Humpback whales live in oceans around the world. They travel incredible distances every year and have one of the longest migrations of any mammal on the planet.
Some populations swim 5,000 miles from tropical breeding grounds to colder, abundant food areas – this is why it is difficult to estimate population size, according to the National Oceanic and Atmospheric Administration (NOAA).
Of the 14 different populations, 12 are estimated to have more than 2,000 humpbacks each and two are estimated to be less than 2,000.
Humpback whales live in oceans around the world.

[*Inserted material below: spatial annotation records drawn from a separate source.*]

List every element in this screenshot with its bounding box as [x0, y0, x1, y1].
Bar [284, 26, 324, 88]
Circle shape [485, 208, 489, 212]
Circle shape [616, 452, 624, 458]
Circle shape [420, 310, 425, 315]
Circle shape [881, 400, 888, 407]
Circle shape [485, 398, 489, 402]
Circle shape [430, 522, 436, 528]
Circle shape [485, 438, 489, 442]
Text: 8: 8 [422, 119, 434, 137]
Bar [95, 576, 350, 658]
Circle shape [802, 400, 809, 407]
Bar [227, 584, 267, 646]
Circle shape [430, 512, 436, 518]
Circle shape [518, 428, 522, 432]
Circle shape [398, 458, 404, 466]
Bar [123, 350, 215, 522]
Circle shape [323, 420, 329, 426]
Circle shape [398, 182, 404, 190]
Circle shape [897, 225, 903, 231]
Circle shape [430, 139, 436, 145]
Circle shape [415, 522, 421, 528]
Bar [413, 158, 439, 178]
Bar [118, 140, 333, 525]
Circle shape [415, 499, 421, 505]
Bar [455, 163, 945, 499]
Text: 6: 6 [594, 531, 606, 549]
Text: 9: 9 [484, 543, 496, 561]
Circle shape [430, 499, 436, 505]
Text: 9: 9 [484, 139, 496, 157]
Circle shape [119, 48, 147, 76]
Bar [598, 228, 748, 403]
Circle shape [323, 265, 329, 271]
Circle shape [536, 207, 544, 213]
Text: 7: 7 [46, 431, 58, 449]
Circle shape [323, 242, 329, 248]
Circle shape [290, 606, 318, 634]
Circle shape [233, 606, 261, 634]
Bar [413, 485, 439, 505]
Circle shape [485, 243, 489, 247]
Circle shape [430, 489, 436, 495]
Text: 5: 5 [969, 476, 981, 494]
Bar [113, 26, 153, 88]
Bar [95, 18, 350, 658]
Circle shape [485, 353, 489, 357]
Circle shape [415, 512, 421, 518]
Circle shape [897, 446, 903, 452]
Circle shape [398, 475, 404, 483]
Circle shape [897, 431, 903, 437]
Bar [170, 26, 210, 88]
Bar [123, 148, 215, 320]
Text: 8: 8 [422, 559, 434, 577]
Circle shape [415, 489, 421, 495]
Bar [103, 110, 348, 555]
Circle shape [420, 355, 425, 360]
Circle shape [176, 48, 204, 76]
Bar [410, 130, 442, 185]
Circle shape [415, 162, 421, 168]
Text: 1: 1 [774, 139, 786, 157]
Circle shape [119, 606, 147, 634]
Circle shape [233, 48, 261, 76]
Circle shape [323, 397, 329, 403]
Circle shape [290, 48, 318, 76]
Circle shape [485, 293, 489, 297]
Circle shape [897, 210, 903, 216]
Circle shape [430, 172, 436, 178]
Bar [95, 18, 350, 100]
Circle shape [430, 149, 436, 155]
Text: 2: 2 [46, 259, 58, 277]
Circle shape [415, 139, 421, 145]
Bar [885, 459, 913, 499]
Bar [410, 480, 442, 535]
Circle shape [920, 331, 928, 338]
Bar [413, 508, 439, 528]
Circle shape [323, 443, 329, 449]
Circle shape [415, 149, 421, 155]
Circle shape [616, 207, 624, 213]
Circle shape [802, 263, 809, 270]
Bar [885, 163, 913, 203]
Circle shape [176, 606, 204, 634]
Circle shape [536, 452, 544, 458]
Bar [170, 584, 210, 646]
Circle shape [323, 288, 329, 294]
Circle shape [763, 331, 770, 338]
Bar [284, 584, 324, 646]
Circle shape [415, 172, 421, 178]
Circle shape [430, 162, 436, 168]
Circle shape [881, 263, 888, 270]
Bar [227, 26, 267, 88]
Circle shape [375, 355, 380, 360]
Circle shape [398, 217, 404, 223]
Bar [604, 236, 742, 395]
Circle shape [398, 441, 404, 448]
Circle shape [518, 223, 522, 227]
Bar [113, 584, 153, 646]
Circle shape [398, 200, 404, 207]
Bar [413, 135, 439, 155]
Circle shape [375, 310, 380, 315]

They travel incredible distances every year and have one of the longest migrations of any mammal on the planet
Some populations (such as those from East and West Australia) have an estimated 20,000 animals – a remarkable recovery, given that the same populations were nearly eradicated by whaling almost 60 years ago.
In contrast, the smallest known population is one that lives in the Arabian Sea all year round and has perhaps 80 individuals.
Threats to humpbacks include a decrease in food such as Krill as a result of a combination of climate change and fishing on an industrial scale.
Humpback whales can become entangled in many different types of gear, such as berths, traps, pots or gill nets.
Once entangled, if the whale is able to shift, drag and swim with attached equipment for long distances, the whale can end up fatigue, reduced feed capacity or serious injury.
There are indications that most humpback whales experience entanglement in the course of their lives, but can often discard things themselves.
Unintended vessel attacks can damage or kill humpbacks.
Humpback whales are vulnerable to ship attacks throughout their area, but the risk is much greater in some coastal areas with heavy shipping traffic.
Underwater noise threatens whale populations, interrupts their normal behavior and drives them away from areas that are important for their survival.
Sound has been shown to increase the stress hormones in their system and to mask the natural sounds that humpbacks need to communicate and locate prey.